Meski Indonesia disebut negara agraris, namun isu krisis pangan semakin hari kian mengkhawatirkan.

Bos Bulog Ungkap Sederet Pemicu RI Dibayangi Krisis Pangan (foto mnc media)

IDXChannel - Bayang-bayang krisis pangan terus menghantui banyak negara di dunia, termasuk Indonesia. Meskipun Indonesia disebut negara agraris, namun isu krisis pangan semakin hari kian mengkhawatirkan.

Direktur Utama Bulog, Bayu Krisnamurthi mengatakan, ada beberapa hal yang membuat Indonesia berada di pinggir jurang krisis pangan. Pertama adalah perubahan iklim yang menghambat pertumbuhan tanaman pangan hingga menyebabkan penurunan produksi pertanian.

Kedua, karena kondisi tanah di Indonesia yang semakin hari semakin kehilangan tingkat kesuburannya lantaran eksploitasi yang tinggi.
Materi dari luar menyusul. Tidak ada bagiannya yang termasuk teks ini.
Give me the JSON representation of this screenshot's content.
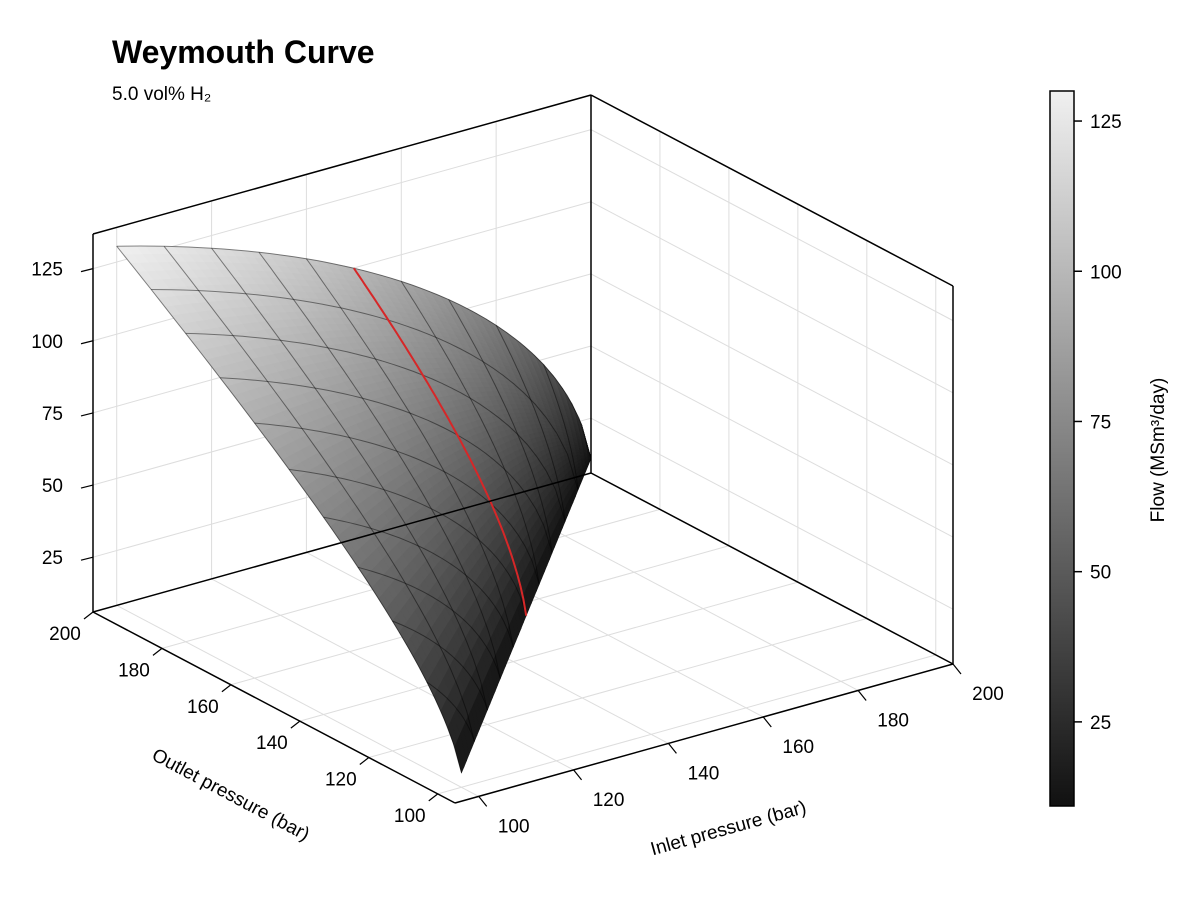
{
  "chart_data": {
    "type": "surface",
    "title": "Weymouth Curve",
    "subtitle": "5.0 vol% H₂",
    "xlabel": "Outlet pressure (bar)",
    "ylabel": "Inlet pressure (bar)",
    "x_ticks": [
      100,
      120,
      140,
      160,
      180,
      200
    ],
    "y_ticks": [
      100,
      120,
      140,
      160,
      180,
      200
    ],
    "z_ticks": [
      25,
      50,
      75,
      100,
      125
    ],
    "xlim": [
      95,
      200
    ],
    "ylim": [
      95,
      200
    ],
    "zlim": [
      6,
      137
    ],
    "surface": {
      "k": 0.7506,
      "c": 215,
      "outlet_range": [
        100,
        200
      ],
      "inlet_range": [
        100,
        200
      ],
      "mesh_step": 10
    },
    "highlight_line": {
      "inlet": 150,
      "color": "#d62728"
    },
    "colorbar": {
      "label": "Flow (MSm³/day)",
      "ticks": [
        25,
        50,
        75,
        100,
        125
      ],
      "range": [
        11,
        130
      ],
      "colormap": "grays",
      "low_color": "#111111",
      "high_color": "#f0f0f0"
    },
    "grid": true
  }
}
Kondisi ini menurut Bayu, terjadi di banyak lahan pertanian, terutama di Pulau Jawa.

"Masalah terbesar dalam konteks ini adalah kondisi tanah yang kehilangan tingkat kesuburannya. Ditunjukkan oleh badan riset bahwa c-organik tanah di Jawa Barat, Jawa Tengah, Jawa Timur yang berada di ambang batas 2 persen itu jumlahnya sangat banyak," kata Bayu, Rabu (31/7).

Selain karena perubahan iklim dan masalah kesuburan tanah, hal lainnya yang menempatkan Indonesia di gerbang krisis pangan adalah semakin berkurangnya jumlah petani. Parahnya lagi, sebagian petani saat ini adalah penduduk dengan usia tua.
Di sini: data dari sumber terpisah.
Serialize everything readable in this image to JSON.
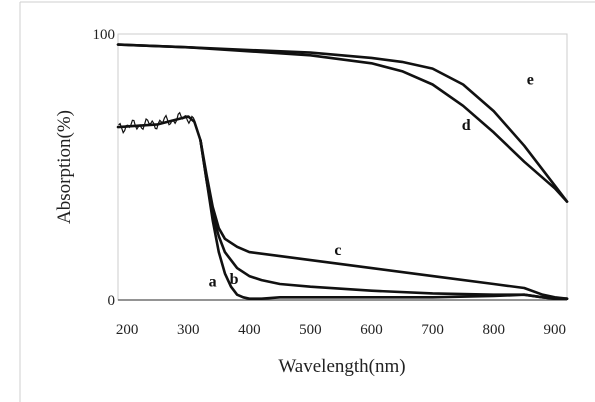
{
  "chart_data": {
    "type": "line",
    "xlabel": "Wavelength(nm)",
    "ylabel": "Absorption(%)",
    "xlim": [
      185,
      920
    ],
    "ylim": [
      0,
      100
    ],
    "x_ticks": [
      200,
      300,
      400,
      500,
      600,
      700,
      800,
      900
    ],
    "y_ticks": [
      0,
      100
    ],
    "grid": false,
    "series": [
      {
        "name": "a",
        "x": [
          185,
          250,
          300,
          310,
          320,
          330,
          340,
          350,
          360,
          370,
          380,
          390,
          400,
          420,
          450,
          500,
          600,
          700,
          800,
          850,
          880,
          900,
          920
        ],
        "y": [
          65,
          66,
          69,
          67,
          60,
          45,
          30,
          18,
          10,
          5,
          2,
          1,
          0.5,
          0.5,
          1,
          1,
          1,
          1,
          1.5,
          2,
          1,
          0.5,
          0.5
        ]
      },
      {
        "name": "b",
        "x": [
          320,
          330,
          340,
          350,
          360,
          380,
          400,
          420,
          450,
          500,
          600,
          700,
          800,
          850,
          880,
          900,
          920
        ],
        "y": [
          60,
          45,
          32,
          24,
          18,
          12,
          9,
          7.5,
          6,
          5,
          3.5,
          2.5,
          2,
          2,
          1,
          0.5,
          0.5
        ]
      },
      {
        "name": "c",
        "x": [
          320,
          330,
          340,
          350,
          360,
          380,
          400,
          450,
          500,
          600,
          700,
          800,
          850,
          880,
          900,
          920
        ],
        "y": [
          60,
          47,
          35,
          27,
          23,
          20,
          18,
          16.5,
          15,
          12,
          9,
          6,
          4.5,
          2,
          1,
          0.5
        ]
      },
      {
        "name": "d",
        "x": [
          185,
          300,
          400,
          500,
          600,
          650,
          700,
          750,
          800,
          850,
          900,
          920
        ],
        "y": [
          96,
          95,
          93.5,
          92,
          89,
          86,
          81,
          73,
          63,
          52,
          42,
          37
        ]
      },
      {
        "name": "e",
        "x": [
          185,
          300,
          400,
          500,
          600,
          650,
          700,
          750,
          800,
          850,
          900,
          920
        ],
        "y": [
          96,
          95,
          94,
          93,
          91,
          89.5,
          87,
          81,
          71,
          58,
          43,
          37
        ]
      }
    ],
    "curve_labels": [
      {
        "text": "a",
        "x": 340,
        "y": 5
      },
      {
        "text": "b",
        "x": 375,
        "y": 6
      },
      {
        "text": "c",
        "x": 545,
        "y": 17
      },
      {
        "text": "d",
        "x": 755,
        "y": 64
      },
      {
        "text": "e",
        "x": 860,
        "y": 81
      }
    ]
  }
}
"Jumlah petani semakin menurun dan yang tersisa sebagian besarnya adalah yang berusia tua. Sektor pertanian menjadi hal yang tidak menarik bagi generasi muda. Ini akan menjadi masalah serius juga bagi kita," lanjut Bayu.
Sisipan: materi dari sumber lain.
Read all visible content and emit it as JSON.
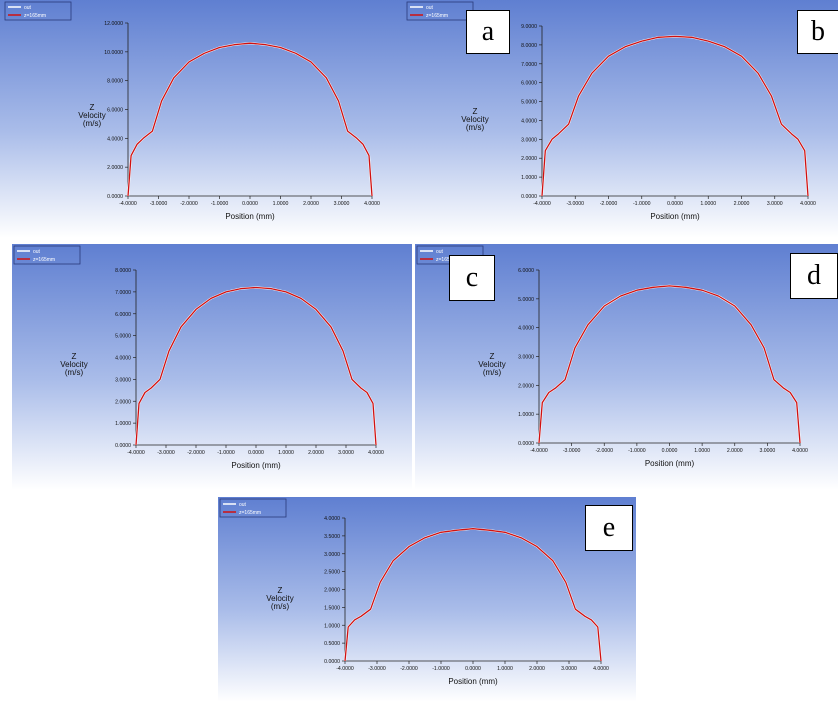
{
  "colors": {
    "bg_top": "#5f7fd1",
    "bg_bottom": "#ffffff",
    "curve": "#d01010",
    "outlet": "#ffffff",
    "axis": "#222222"
  },
  "legend": {
    "series_1": "out",
    "series_2": "z=165mm"
  },
  "chart_data": [
    {
      "type": "line",
      "panel_label": "a",
      "xlabel": "Position (mm)",
      "ylabel": [
        "Z",
        "Velocity",
        "(m/s)"
      ],
      "x_ticks": [
        "-4.0000",
        "-3.0000",
        "-2.0000",
        "-1.0000",
        "0.0000",
        "1.0000",
        "2.0000",
        "3.0000",
        "4.0000"
      ],
      "y_ticks": [
        "0.0000",
        "2.0000",
        "4.0000",
        "6.0000",
        "8.0000",
        "10.0000",
        "12.0000"
      ],
      "xlim": [
        -4,
        4
      ],
      "ylim": [
        0,
        12
      ],
      "series": [
        {
          "name": "out",
          "x": [
            -4,
            -3.9,
            -3.7,
            -3.5,
            -3.2,
            -2.9,
            -2.5,
            -2,
            -1.5,
            -1,
            -0.5,
            0,
            0.5,
            1,
            1.5,
            2,
            2.5,
            2.9,
            3.2,
            3.5,
            3.7,
            3.9,
            4
          ],
          "y": [
            0,
            2.8,
            3.6,
            4,
            4.5,
            6.6,
            8.2,
            9.3,
            9.9,
            10.3,
            10.5,
            10.6,
            10.5,
            10.3,
            9.9,
            9.3,
            8.2,
            6.6,
            4.5,
            4,
            3.6,
            2.8,
            0
          ]
        },
        {
          "name": "z=165mm",
          "x": [
            -4,
            -3.9,
            -3.7,
            -3.5,
            -3.2,
            -2.9,
            -2.5,
            -2,
            -1.5,
            -1,
            -0.5,
            0,
            0.5,
            1,
            1.5,
            2,
            2.5,
            2.9,
            3.2,
            3.5,
            3.7,
            3.9,
            4
          ],
          "y": [
            0,
            2.8,
            3.6,
            4,
            4.5,
            6.6,
            8.2,
            9.3,
            9.9,
            10.3,
            10.5,
            10.6,
            10.5,
            10.3,
            9.9,
            9.3,
            8.2,
            6.6,
            4.5,
            4,
            3.6,
            2.8,
            0
          ]
        }
      ]
    },
    {
      "type": "line",
      "panel_label": "b",
      "xlabel": "Position (mm)",
      "ylabel": [
        "Z",
        "Velocity",
        "(m/s)"
      ],
      "x_ticks": [
        "-4.0000",
        "-3.0000",
        "-2.0000",
        "-1.0000",
        "0.0000",
        "1.0000",
        "2.0000",
        "3.0000",
        "4.0000"
      ],
      "y_ticks": [
        "0.0000",
        "1.0000",
        "2.0000",
        "3.0000",
        "4.0000",
        "5.0000",
        "6.0000",
        "7.0000",
        "8.0000",
        "9.0000"
      ],
      "xlim": [
        -4,
        4
      ],
      "ylim": [
        0,
        9
      ],
      "series": [
        {
          "name": "out",
          "x": [
            -4,
            -3.9,
            -3.7,
            -3.5,
            -3.2,
            -2.9,
            -2.5,
            -2,
            -1.5,
            -1,
            -0.5,
            0,
            0.5,
            1,
            1.5,
            2,
            2.5,
            2.9,
            3.2,
            3.5,
            3.7,
            3.9,
            4
          ],
          "y": [
            0,
            2.4,
            3,
            3.3,
            3.8,
            5.3,
            6.5,
            7.4,
            7.9,
            8.2,
            8.4,
            8.45,
            8.4,
            8.2,
            7.9,
            7.4,
            6.5,
            5.3,
            3.8,
            3.3,
            3,
            2.4,
            0
          ]
        },
        {
          "name": "z=165mm",
          "x": [
            -4,
            -3.9,
            -3.7,
            -3.5,
            -3.2,
            -2.9,
            -2.5,
            -2,
            -1.5,
            -1,
            -0.5,
            0,
            0.5,
            1,
            1.5,
            2,
            2.5,
            2.9,
            3.2,
            3.5,
            3.7,
            3.9,
            4
          ],
          "y": [
            0,
            2.4,
            3,
            3.3,
            3.8,
            5.3,
            6.5,
            7.4,
            7.9,
            8.2,
            8.4,
            8.45,
            8.4,
            8.2,
            7.9,
            7.4,
            6.5,
            5.3,
            3.8,
            3.3,
            3,
            2.4,
            0
          ]
        }
      ]
    },
    {
      "type": "line",
      "panel_label": "c",
      "xlabel": "Position (mm)",
      "ylabel": [
        "Z",
        "Velocity",
        "(m/s)"
      ],
      "x_ticks": [
        "-4.0000",
        "-3.0000",
        "-2.0000",
        "-1.0000",
        "0.0000",
        "1.0000",
        "2.0000",
        "3.0000",
        "4.0000"
      ],
      "y_ticks": [
        "0.0000",
        "1.0000",
        "2.0000",
        "3.0000",
        "4.0000",
        "5.0000",
        "6.0000",
        "7.0000",
        "8.0000"
      ],
      "xlim": [
        -4,
        4
      ],
      "ylim": [
        0,
        8
      ],
      "series": [
        {
          "name": "out",
          "x": [
            -4,
            -3.9,
            -3.7,
            -3.5,
            -3.2,
            -2.9,
            -2.5,
            -2,
            -1.5,
            -1,
            -0.5,
            0,
            0.5,
            1,
            1.5,
            2,
            2.5,
            2.9,
            3.2,
            3.5,
            3.7,
            3.9,
            4
          ],
          "y": [
            0,
            1.9,
            2.4,
            2.6,
            3,
            4.3,
            5.4,
            6.2,
            6.7,
            7,
            7.15,
            7.2,
            7.15,
            7,
            6.7,
            6.2,
            5.4,
            4.3,
            3,
            2.6,
            2.4,
            1.9,
            0
          ]
        },
        {
          "name": "z=165mm",
          "x": [
            -4,
            -3.9,
            -3.7,
            -3.5,
            -3.2,
            -2.9,
            -2.5,
            -2,
            -1.5,
            -1,
            -0.5,
            0,
            0.5,
            1,
            1.5,
            2,
            2.5,
            2.9,
            3.2,
            3.5,
            3.7,
            3.9,
            4
          ],
          "y": [
            0,
            1.9,
            2.4,
            2.6,
            3,
            4.3,
            5.4,
            6.2,
            6.7,
            7,
            7.15,
            7.2,
            7.15,
            7,
            6.7,
            6.2,
            5.4,
            4.3,
            3,
            2.6,
            2.4,
            1.9,
            0
          ]
        }
      ]
    },
    {
      "type": "line",
      "panel_label": "d",
      "xlabel": "Position (mm)",
      "ylabel": [
        "Z",
        "Velocity",
        "(m/s)"
      ],
      "x_ticks": [
        "-4.0000",
        "-3.0000",
        "-2.0000",
        "-1.0000",
        "0.0000",
        "1.0000",
        "2.0000",
        "3.0000",
        "4.0000"
      ],
      "y_ticks": [
        "0.0000",
        "1.0000",
        "2.0000",
        "3.0000",
        "4.0000",
        "5.0000",
        "6.0000"
      ],
      "xlim": [
        -4,
        4
      ],
      "ylim": [
        0,
        6
      ],
      "series": [
        {
          "name": "out",
          "x": [
            -4,
            -3.9,
            -3.7,
            -3.5,
            -3.2,
            -2.9,
            -2.5,
            -2,
            -1.5,
            -1,
            -0.5,
            0,
            0.5,
            1,
            1.5,
            2,
            2.5,
            2.9,
            3.2,
            3.5,
            3.7,
            3.9,
            4
          ],
          "y": [
            0,
            1.4,
            1.75,
            1.9,
            2.2,
            3.3,
            4.1,
            4.75,
            5.1,
            5.3,
            5.4,
            5.45,
            5.4,
            5.3,
            5.1,
            4.75,
            4.1,
            3.3,
            2.2,
            1.9,
            1.75,
            1.4,
            0
          ]
        },
        {
          "name": "z=165mm",
          "x": [
            -4,
            -3.9,
            -3.7,
            -3.5,
            -3.2,
            -2.9,
            -2.5,
            -2,
            -1.5,
            -1,
            -0.5,
            0,
            0.5,
            1,
            1.5,
            2,
            2.5,
            2.9,
            3.2,
            3.5,
            3.7,
            3.9,
            4
          ],
          "y": [
            0,
            1.4,
            1.75,
            1.9,
            2.2,
            3.3,
            4.1,
            4.75,
            5.1,
            5.3,
            5.4,
            5.45,
            5.4,
            5.3,
            5.1,
            4.75,
            4.1,
            3.3,
            2.2,
            1.9,
            1.75,
            1.4,
            0
          ]
        }
      ]
    },
    {
      "type": "line",
      "panel_label": "e",
      "xlabel": "Position (mm)",
      "ylabel": [
        "Z",
        "Velocity",
        "(m/s)"
      ],
      "x_ticks": [
        "-4.0000",
        "-3.0000",
        "-2.0000",
        "-1.0000",
        "0.0000",
        "1.0000",
        "2.0000",
        "3.0000",
        "4.0000"
      ],
      "y_ticks": [
        "0.0000",
        "0.5000",
        "1.0000",
        "1.5000",
        "2.0000",
        "2.5000",
        "3.0000",
        "3.5000",
        "4.0000"
      ],
      "xlim": [
        -4,
        4
      ],
      "ylim": [
        0,
        4
      ],
      "series": [
        {
          "name": "out",
          "x": [
            -4,
            -3.9,
            -3.7,
            -3.5,
            -3.2,
            -2.9,
            -2.5,
            -2,
            -1.5,
            -1,
            -0.5,
            0,
            0.5,
            1,
            1.5,
            2,
            2.5,
            2.9,
            3.2,
            3.5,
            3.7,
            3.9,
            4
          ],
          "y": [
            0,
            0.95,
            1.15,
            1.25,
            1.45,
            2.2,
            2.8,
            3.2,
            3.45,
            3.6,
            3.66,
            3.7,
            3.66,
            3.6,
            3.45,
            3.2,
            2.8,
            2.2,
            1.45,
            1.25,
            1.15,
            0.95,
            0
          ]
        },
        {
          "name": "z=165mm",
          "x": [
            -4,
            -3.9,
            -3.7,
            -3.5,
            -3.2,
            -2.9,
            -2.5,
            -2,
            -1.5,
            -1,
            -0.5,
            0,
            0.5,
            1,
            1.5,
            2,
            2.5,
            2.9,
            3.2,
            3.5,
            3.7,
            3.9,
            4
          ],
          "y": [
            0,
            0.95,
            1.15,
            1.25,
            1.45,
            2.2,
            2.8,
            3.2,
            3.45,
            3.6,
            3.66,
            3.7,
            3.66,
            3.6,
            3.45,
            3.2,
            2.8,
            2.2,
            1.45,
            1.25,
            1.15,
            0.95,
            0
          ]
        }
      ]
    }
  ]
}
Dampak serius perubahan iklim terhadap ketahanan pangan memang semakin terasa. Dalam periode Januari hingga April 2024, Indonesia telah mengalami penurunan produksi tanaman pangan, misalnya beras sebesar 17,74 persen dibanding periode yang sama tahun sebelumnya.

Data Bulog mencatat, sepanjang 2024, produksi beras nasional hanya menyentuh angka 18,55 juta ton. Padahal di paruh pertama 2023, produktivitas beras nasional mampu mencapai angka yang jauh lebih besar, yakni hingga 22,55 juta ton.

Menurut Bayu, tetap menggunakan cara konvensional dalam produksi beras justru akan menurunkan harga dan menaikkan harga pangan. Untuk itu, diperlukan intervensi teknologi untuk menjaga ketahanan pangan.

"Kita sadari jumlah penduduk akan terus bertambah Indonesia. Pertumbuhannya 50 juta jiwa dalam waktu 20-50 tahun ke depan. Kami memproyeksikan di 2050, jumlah produksi beras akan turun hingga 20 persen dan harga akan naik 20 persen," ujar Bayu.

"Namun dengan menggunakan teknologi, cukup memberikan prospek yang baik, produktivitas beras menjadi lebih tinggi," kata Eks Wakil Menteri Perdagangan itu.